New study shows 16 And Pregnant, Teen Mom are actually curbing underage motherhood

New study shows 16 And Pregnant, Teen Mom are actually curbing underage motherhood

Despite all anecdotal, “kids these days” evidence to the contrary, a new study suggests that shows like MTV’s Teen Mom and 16 And Pregnant actually discourage teenage pregnancy. The National Bureau of Economic Research study argues that, in 2010 alone, the shows may have reduced the teen birthrate by about six percent—or approximately 20,000 births to underage mothers. In 2007, about 42 out of every 1,000 teen girls became mothers; by 2012, that number had dropped to about 29 out of every thousand.

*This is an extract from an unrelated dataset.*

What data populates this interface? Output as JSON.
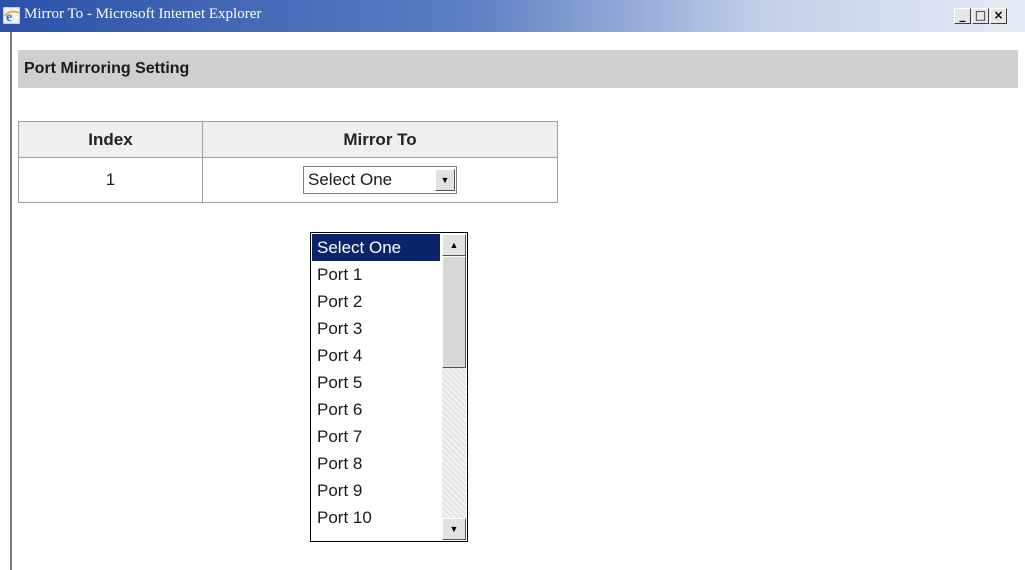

While conservative family groups like the Media Research Center contend that MTV’s programming glorifies teen pregnancy, the study claims that the shows actually do the opposite, by reminding their 3 million weekly viewers that not only does popping out a kid while still in high school cramps one’s social style, but also babies are expensive and noisy.

While researchers aren’t sure whether 16 And Pregnant and its spinoffs have affected teen pregnancy by encouraging contraception or discouraging actual sex, it notes that, as the show’s viewership went up, the rate of teen pregnancy dropped. The study also shows that social media posts and Internet searches about birth control tend to spike when episodes of the shows air.

The new season of Teen Mom 2 starts airing Jan. 21 on MTV.